I did an upgrade from the DVD and now I no longer see a grub menu or desktop. I can only login via console with the green openSUSE background. I booted to a KDE live CD I have to post this. The funny thing is I looked at boot and grub all the appropriate files seem to be there.Hoping it’s something simple. My Desktop is KDE4.
Do you know how to mount, locate and post a copy of your /boot/grub/menu.lst file? While there can be more than one problem, not seeing a boot menu says something could be wrong about the file configuration settings in this menu. You would do this from the live disk. You may be able to find the partition in the “My Computer” icon of the LiveCD.
Thank You,
If you don’t see a menu then the time out has been set to 0. Grub must be there and functional to have the boot at all.
No desktop may indicate a video driver problem. Tell us the video card or chip.

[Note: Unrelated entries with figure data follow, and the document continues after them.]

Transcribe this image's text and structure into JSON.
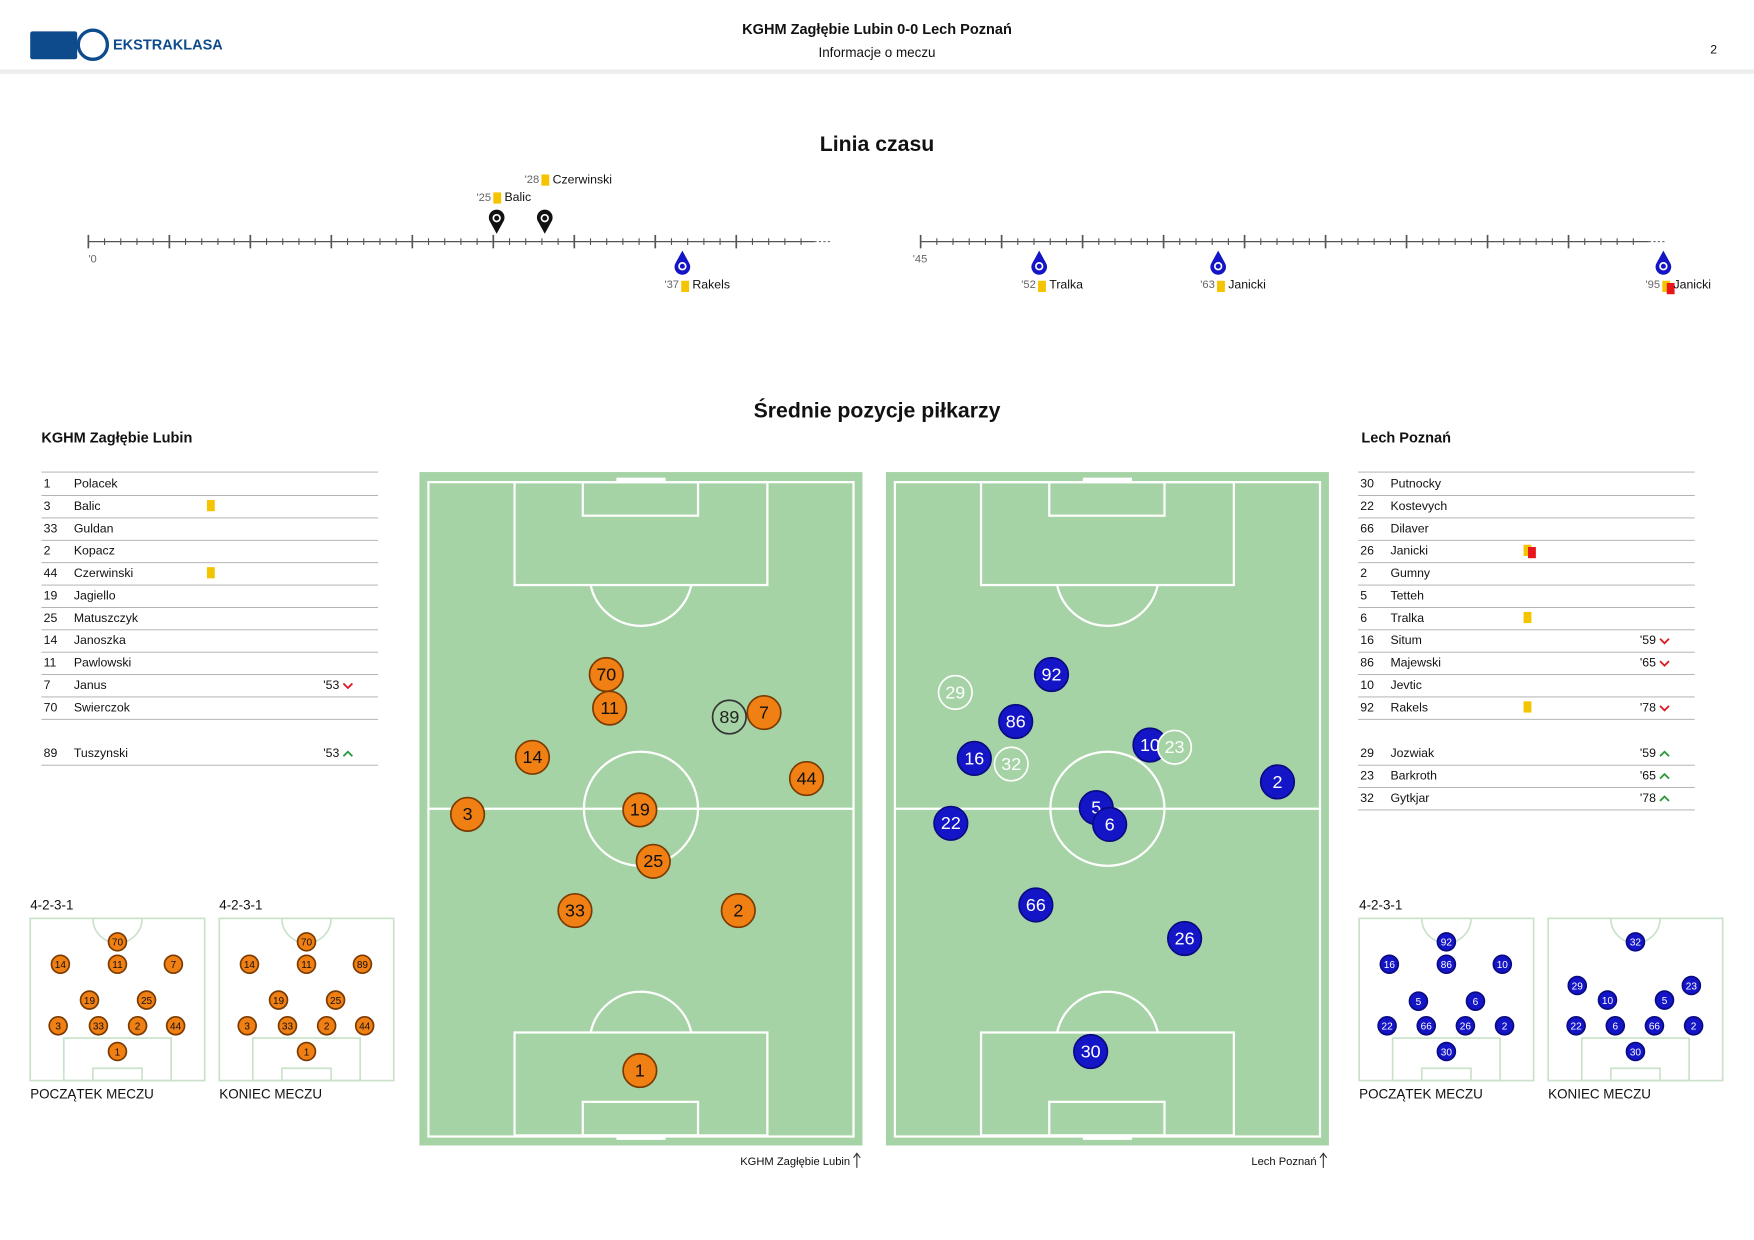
{
  "header": {
    "logo": "EKSTRAKLASA",
    "title": "KGHM Zagłębie Lubin 0-0  Lech Poznań",
    "subtitle": "Informacje o meczu",
    "page": "2"
  },
  "timeline": {
    "title": "Linia czasu",
    "first_half_start": "'0",
    "second_half_start": "'45",
    "events": [
      {
        "minute": "'25",
        "player": "Balic",
        "team": "home",
        "card": "yellow"
      },
      {
        "minute": "'28",
        "player": "Czerwinski",
        "team": "home",
        "card": "yellow"
      },
      {
        "minute": "'37",
        "player": "Rakels",
        "team": "away",
        "card": "yellow"
      },
      {
        "minute": "'52",
        "player": "Tralka",
        "team": "away",
        "card": "yellow"
      },
      {
        "minute": "'63",
        "player": "Janicki",
        "team": "away",
        "card": "yellow"
      },
      {
        "minute": "'95",
        "player": "Janicki",
        "team": "away",
        "card": "second-yellow"
      }
    ]
  },
  "positions": {
    "title": "Średnie pozycje piłkarzy",
    "home": {
      "name": "KGHM Zagłębie Lubin",
      "pitch_label": "KGHM Zagłębie Lubin",
      "starters": [
        {
          "no": "1",
          "name": "Polacek"
        },
        {
          "no": "3",
          "name": "Balic",
          "card": "yellow"
        },
        {
          "no": "33",
          "name": "Guldan"
        },
        {
          "no": "2",
          "name": "Kopacz"
        },
        {
          "no": "44",
          "name": "Czerwinski",
          "card": "yellow"
        },
        {
          "no": "19",
          "name": "Jagiello"
        },
        {
          "no": "25",
          "name": "Matuszczyk"
        },
        {
          "no": "14",
          "name": "Janoszka"
        },
        {
          "no": "11",
          "name": "Pawlowski"
        },
        {
          "no": "7",
          "name": "Janus",
          "minute": "'53",
          "sub": "out"
        },
        {
          "no": "70",
          "name": "Swierczok"
        }
      ],
      "subs": [
        {
          "no": "89",
          "name": "Tuszynski",
          "minute": "'53",
          "sub": "in"
        }
      ],
      "pitch": [
        {
          "no": "70"
        },
        {
          "no": "11"
        },
        {
          "no": "89",
          "sub": true
        },
        {
          "no": "7"
        },
        {
          "no": "14"
        },
        {
          "no": "44"
        },
        {
          "no": "3"
        },
        {
          "no": "19"
        },
        {
          "no": "25"
        },
        {
          "no": "33"
        },
        {
          "no": "2"
        },
        {
          "no": "1"
        }
      ],
      "formations": [
        {
          "formation": "4-2-3-1",
          "label": "POCZĄTEK MECZU",
          "players": [
            "70",
            "14",
            "11",
            "7",
            "19",
            "25",
            "3",
            "33",
            "2",
            "44",
            "1"
          ]
        },
        {
          "formation": "4-2-3-1",
          "label": "KONIEC MECZU",
          "players": [
            "70",
            "14",
            "11",
            "89",
            "19",
            "25",
            "3",
            "33",
            "2",
            "44",
            "1"
          ]
        }
      ]
    },
    "away": {
      "name": "Lech Poznań",
      "pitch_label": "Lech Poznań",
      "starters": [
        {
          "no": "30",
          "name": "Putnocky"
        },
        {
          "no": "22",
          "name": "Kostevych"
        },
        {
          "no": "66",
          "name": "Dilaver"
        },
        {
          "no": "26",
          "name": "Janicki",
          "card": "second-yellow"
        },
        {
          "no": "2",
          "name": "Gumny"
        },
        {
          "no": "5",
          "name": "Tetteh"
        },
        {
          "no": "6",
          "name": "Tralka",
          "card": "yellow"
        },
        {
          "no": "16",
          "name": "Situm",
          "minute": "'59",
          "sub": "out"
        },
        {
          "no": "86",
          "name": "Majewski",
          "minute": "'65",
          "sub": "out"
        },
        {
          "no": "10",
          "name": "Jevtic"
        },
        {
          "no": "92",
          "name": "Rakels",
          "card": "yellow",
          "minute": "'78",
          "sub": "out"
        }
      ],
      "subs": [
        {
          "no": "29",
          "name": "Jozwiak",
          "minute": "'59",
          "sub": "in"
        },
        {
          "no": "23",
          "name": "Barkroth",
          "minute": "'65",
          "sub": "in"
        },
        {
          "no": "32",
          "name": "Gytkjar",
          "minute": "'78",
          "sub": "in"
        }
      ],
      "pitch": [
        {
          "no": "29",
          "sub": true
        },
        {
          "no": "92"
        },
        {
          "no": "86"
        },
        {
          "no": "16"
        },
        {
          "no": "32",
          "sub": true
        },
        {
          "no": "10"
        },
        {
          "no": "23",
          "sub": true
        },
        {
          "no": "2"
        },
        {
          "no": "5"
        },
        {
          "no": "6"
        },
        {
          "no": "22"
        },
        {
          "no": "66"
        },
        {
          "no": "26"
        },
        {
          "no": "30"
        }
      ],
      "formations": [
        {
          "formation": "4-2-3-1",
          "label": "POCZĄTEK MECZU",
          "players": [
            "92",
            "16",
            "86",
            "10",
            "5",
            "6",
            "22",
            "66",
            "26",
            "2",
            "30"
          ]
        },
        {
          "label": "KONIEC MECZU",
          "players": [
            "32",
            "29",
            "23",
            "10",
            "5",
            "22",
            "6",
            "66",
            "2",
            "30"
          ]
        }
      ]
    }
  }
}
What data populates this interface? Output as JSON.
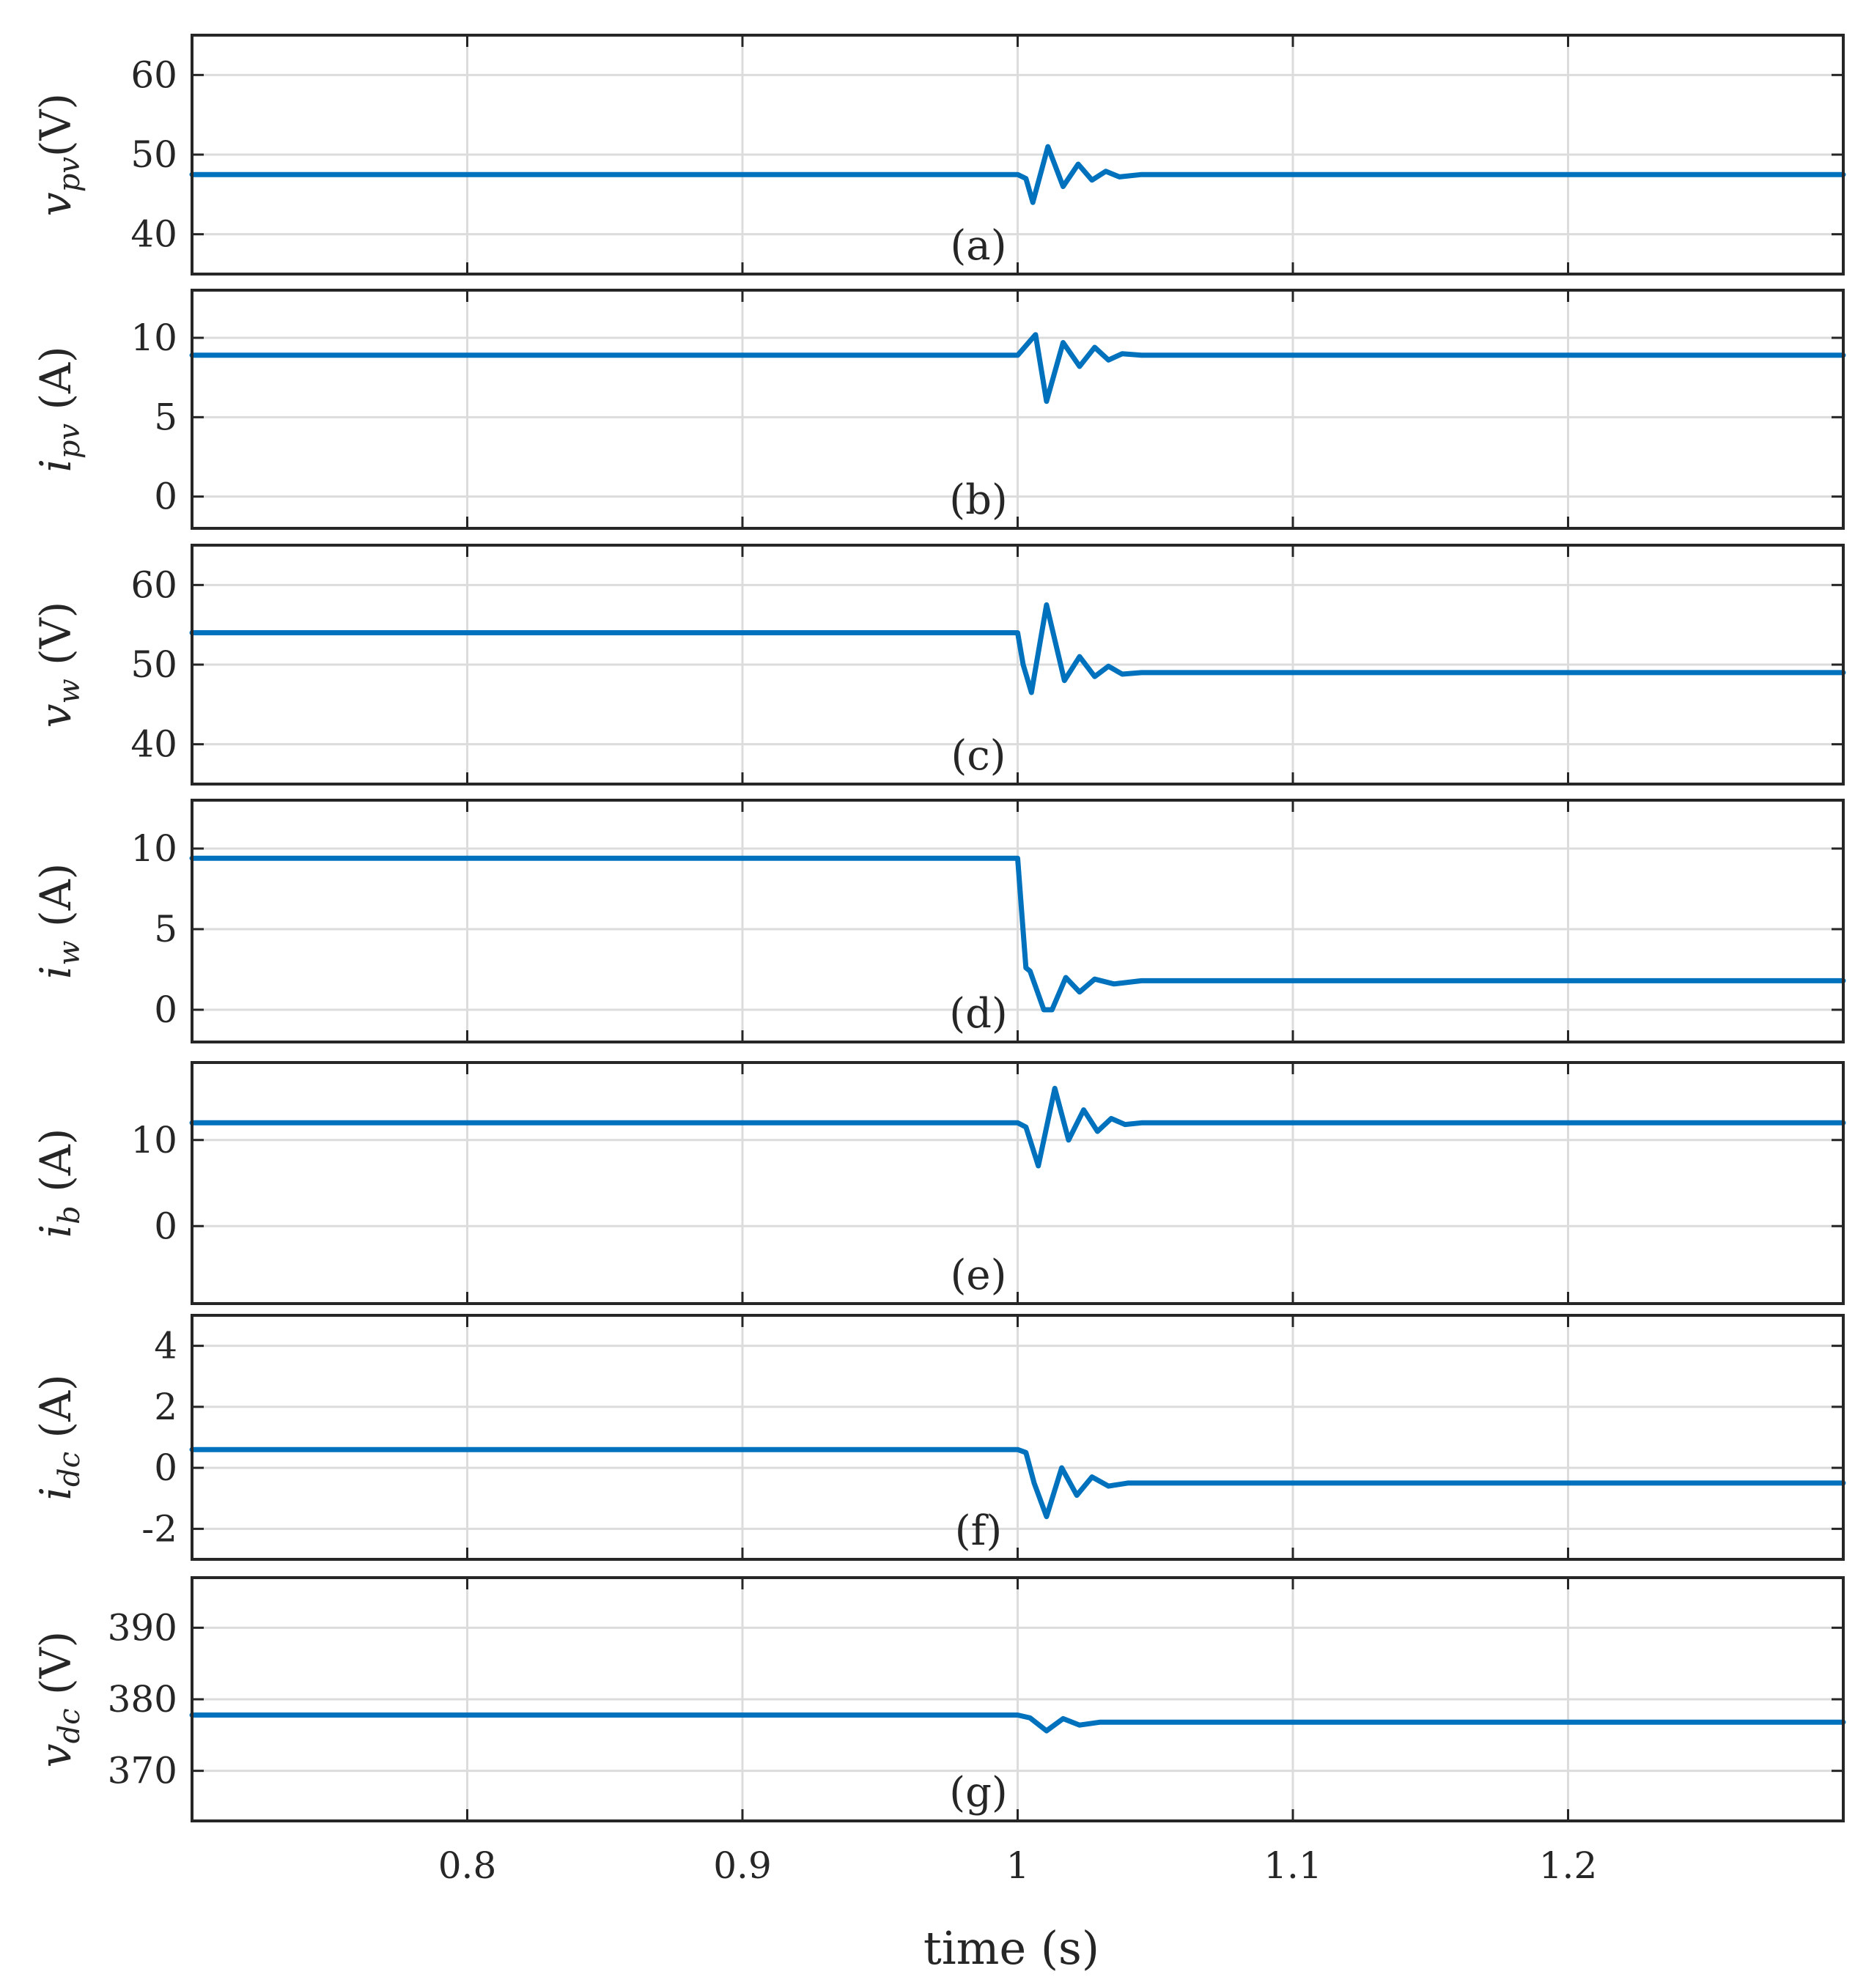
{
  "colors": {
    "series": "#0072BD",
    "axes": "#262626",
    "grid": "#dcdcdc"
  },
  "xlabel": "time (s)",
  "chart_data": [
    {
      "type": "line",
      "panel_label": "(a)",
      "ylabel": "v_pv(V)",
      "ylabel_parts": {
        "main": "v",
        "sub": "pv",
        "rest": "(V)"
      },
      "xlim": [
        0.7,
        1.3
      ],
      "ylim": [
        35,
        65
      ],
      "xticks": [
        0.8,
        0.9,
        1.0,
        1.1,
        1.2
      ],
      "yticks": [
        40,
        50,
        60
      ],
      "yticklabels": [
        "40",
        "50",
        "60"
      ],
      "grid": true,
      "series": [
        {
          "x": [
            0.7,
            1.0,
            1.003,
            1.0055,
            1.011,
            1.0165,
            1.022,
            1.027,
            1.032,
            1.037,
            1.045,
            1.3
          ],
          "y": [
            47.5,
            47.5,
            47.0,
            44.0,
            51.0,
            46.0,
            48.8,
            46.8,
            47.9,
            47.2,
            47.5,
            47.5
          ]
        }
      ]
    },
    {
      "type": "line",
      "panel_label": "(b)",
      "ylabel": "i_pv (A)",
      "ylabel_parts": {
        "main": "i",
        "sub": "pv",
        "rest": " (A)"
      },
      "xlim": [
        0.7,
        1.3
      ],
      "ylim": [
        -2,
        13
      ],
      "xticks": [
        0.8,
        0.9,
        1.0,
        1.1,
        1.2
      ],
      "yticks": [
        0,
        5,
        10
      ],
      "yticklabels": [
        "0",
        "5",
        "10"
      ],
      "grid": true,
      "series": [
        {
          "x": [
            0.7,
            1.0,
            1.0035,
            1.0065,
            1.0105,
            1.0165,
            1.0225,
            1.028,
            1.033,
            1.038,
            1.045,
            1.3
          ],
          "y": [
            8.9,
            8.9,
            9.6,
            10.2,
            6.0,
            9.7,
            8.2,
            9.4,
            8.6,
            9.0,
            8.9,
            8.9
          ]
        }
      ]
    },
    {
      "type": "line",
      "panel_label": "(c)",
      "ylabel": "v_w (V)",
      "ylabel_parts": {
        "main": "v",
        "sub": "w",
        "rest": " (V)"
      },
      "xlim": [
        0.7,
        1.3
      ],
      "ylim": [
        35,
        65
      ],
      "xticks": [
        0.8,
        0.9,
        1.0,
        1.1,
        1.2
      ],
      "yticks": [
        40,
        50,
        60
      ],
      "yticklabels": [
        "40",
        "50",
        "60"
      ],
      "grid": true,
      "series": [
        {
          "x": [
            0.7,
            1.0,
            1.002,
            1.005,
            1.0105,
            1.017,
            1.0225,
            1.028,
            1.033,
            1.038,
            1.045,
            1.3
          ],
          "y": [
            54.0,
            54.0,
            50.0,
            46.5,
            57.5,
            48.0,
            51.0,
            48.5,
            49.8,
            48.8,
            49.0,
            49.0
          ]
        }
      ]
    },
    {
      "type": "line",
      "panel_label": "(d)",
      "ylabel": "i_w (A)",
      "ylabel_parts": {
        "main": "i",
        "sub": "w",
        "rest": " (A)"
      },
      "xlim": [
        0.7,
        1.3
      ],
      "ylim": [
        -2,
        13
      ],
      "xticks": [
        0.8,
        0.9,
        1.0,
        1.1,
        1.2
      ],
      "yticks": [
        0,
        5,
        10
      ],
      "yticklabels": [
        "0",
        "5",
        "10"
      ],
      "grid": true,
      "series": [
        {
          "x": [
            0.7,
            1.0,
            1.0015,
            1.003,
            1.0045,
            1.0095,
            1.0125,
            1.0175,
            1.0225,
            1.028,
            1.035,
            1.045,
            1.3
          ],
          "y": [
            9.4,
            9.4,
            6.0,
            2.6,
            2.4,
            0.0,
            0.0,
            2.0,
            1.1,
            1.9,
            1.6,
            1.8,
            1.8
          ]
        }
      ]
    },
    {
      "type": "line",
      "panel_label": "(e)",
      "ylabel": "i_b (A)",
      "ylabel_parts": {
        "main": "i",
        "sub": "b",
        "rest": " (A)"
      },
      "xlim": [
        0.7,
        1.3
      ],
      "ylim": [
        -9,
        19
      ],
      "xticks": [
        0.8,
        0.9,
        1.0,
        1.1,
        1.2
      ],
      "yticks": [
        0,
        10
      ],
      "yticklabels": [
        "0",
        "10"
      ],
      "grid": true,
      "series": [
        {
          "x": [
            0.7,
            1.0,
            1.003,
            1.0075,
            1.0135,
            1.0185,
            1.024,
            1.029,
            1.034,
            1.039,
            1.045,
            1.3
          ],
          "y": [
            12.0,
            12.0,
            11.5,
            7.0,
            16.0,
            10.0,
            13.5,
            11.0,
            12.5,
            11.8,
            12.0,
            12.0
          ]
        }
      ]
    },
    {
      "type": "line",
      "panel_label": "(f)",
      "ylabel": "i_dc (A)",
      "ylabel_parts": {
        "main": "i",
        "sub": "dc",
        "rest": " (A)"
      },
      "xlim": [
        0.7,
        1.3
      ],
      "ylim": [
        -3,
        5
      ],
      "xticks": [
        0.8,
        0.9,
        1.0,
        1.1,
        1.2
      ],
      "yticks": [
        -2,
        0,
        2,
        4
      ],
      "yticklabels": [
        "-2",
        "0",
        "2",
        "4"
      ],
      "grid": true,
      "series": [
        {
          "x": [
            0.7,
            1.0,
            1.003,
            1.006,
            1.0105,
            1.016,
            1.0215,
            1.027,
            1.033,
            1.04,
            1.3
          ],
          "y": [
            0.6,
            0.6,
            0.5,
            -0.5,
            -1.6,
            0.0,
            -0.9,
            -0.3,
            -0.6,
            -0.5,
            -0.5
          ]
        }
      ]
    },
    {
      "type": "line",
      "panel_label": "(g)",
      "ylabel": "v_dc (V)",
      "ylabel_parts": {
        "main": "v",
        "sub": "dc",
        "rest": " (V)"
      },
      "xlim": [
        0.7,
        1.3
      ],
      "ylim": [
        363,
        397
      ],
      "xticks": [
        0.8,
        0.9,
        1.0,
        1.1,
        1.2
      ],
      "xticklabels": [
        "0.8",
        "0.9",
        "1",
        "1.1",
        "1.2"
      ],
      "yticks": [
        370,
        380,
        390
      ],
      "yticklabels": [
        "370",
        "380",
        "390"
      ],
      "grid": true,
      "series": [
        {
          "x": [
            0.7,
            1.0,
            1.0045,
            1.0105,
            1.0165,
            1.0225,
            1.03,
            1.3
          ],
          "y": [
            377.8,
            377.8,
            377.4,
            375.6,
            377.3,
            376.4,
            376.8,
            376.8
          ]
        }
      ]
    }
  ]
}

After some investigation It looked like menu.lst had the wrong hard drive listed. Running startx yielded Failed to load module “nvidia” (module does not exsist,0)
No drivers avalible
Fatal Server error:
No screens found
Xinit failed /usr/bin/xorg is not setuid
So I am guessing that I will have to reinstall my video drivers from console oh what joy.
Here are my menu.lst and device.map
Modified by YaST2. Last modification on Wed Nov 16 12:28:07 CST 2011
THIS FILE WILL BE PARTIALLY OVERWRITTEN by perl-Bootloader
For the new kernel it try to figure out old parameters. In case we are not able to recognize it (e.g. change of flavor or strange install order ) it it use as fallback installation parameters from /etc/sysconfig/bootloader
default 0
timeout 20
##YaST - generic_mbr
gfxmenu (hd0,1)/boot/message
##YaST - activate
###Don’t change this comment - YaST2 identifier: Original name: linux###
title Desktop – openSUSE 12.1 - 3.1.0-1.2
root (hd0,1)
kernel /boot/vmlinuz-3.1.0-1.2-desktop root=/dev/sda2 resume=/dev/disk/by-id/ata-WDC_WD20EARX-00PASB0_WD-WMAZA6026378-part2 resume=/dev/disk/by-id/ata-WDC_WD20EARX-00PASB0_WD-WMAZA6026378-part1 splash=silent quiet showopts 16 bits (mode 0x314) 16 bits (mode 0x303) 16 bits (mode 0x305) vga=0x317
initrd /boot/initrd-3.1.0-1.2-desktop
###Don’t change this comment - YaST2 identifier: Original name: failsafe###
title Failsafe – openSUSE 12.1 - 3.1.0-1.2
root (hd0,1)
kernel /boot/vmlinuz-3.1.0-1.2-desktop root=/dev/sda2 showopts apm=off noresume nosmp maxcpus=0 edd=off powersaved=off nohz=off highres=off processor.max_cstate=1 nomodeset x11failsafe vga=0x314
initrd /boot/initrd-3.1.0-1.2-desktop
###Don’t change this comment - YaST2 identifier: Original name: windows 1###
title Windows 7
map (hd1) (hd0)
map (hd0) (hd1)
rootnoverify (hd1,0)
makeactive
chainloader +1
(hd2) /dev/disk/by-id/ata-WDC_WD10EVDS-63U8B0_WD-WCAV55510204
(hd0) /dev/disk/by-id/ata-WDC_WD20EARX-00PASB0_WD-WMAZA6026378
(hd1) /dev/disk/by-id/ata-ST3120827AS_5MS043FG
(hd3) /dev/disk/by-id/usb-WDC_WD80_0JD-32HKA0_DA91555513FF-0:0
Also I do not see any kind of screen until the green console logon screen I have a digital monitor and I think that might be from not having the video drivers installed correct me if i am wrong. Thanks for the quick reply’s and help. I think one of the main reasons to stick with a distro is the community.
So this is a curious message to get on a “new” install of openSUSE: “After some investigation It looked like menu.lst had the wrong hard drive listed. Running startx yielded Failed to load module “nvidia” (module does not exsist,0)”
openSUSE does not load nVIDIA by itsself. You may indeed need to use the kernel command: nomodeset if you have nVIDIA hardware. Here is a pointer to loading the nVIDIA driver the hard way: Installing the nVIDIA Video Driver the Hard Way - Blogs - openSUSE Forums
You could download the driver with the LiveCD, but I would try nomodeset on reboot and uninstall nVIDIA if you really did an upgrade.
Thank You,
Thanks. Gonna try your bash script that should do it from run level 3 hopefully this will work because i don’t see a grub screen or the first suse boot so no real way to know when to press 3. Gonna give it a go and see what happens. Thanks again.
Thanks James your script worked great. I am now back in my desktop I can’t thank you enough for your help.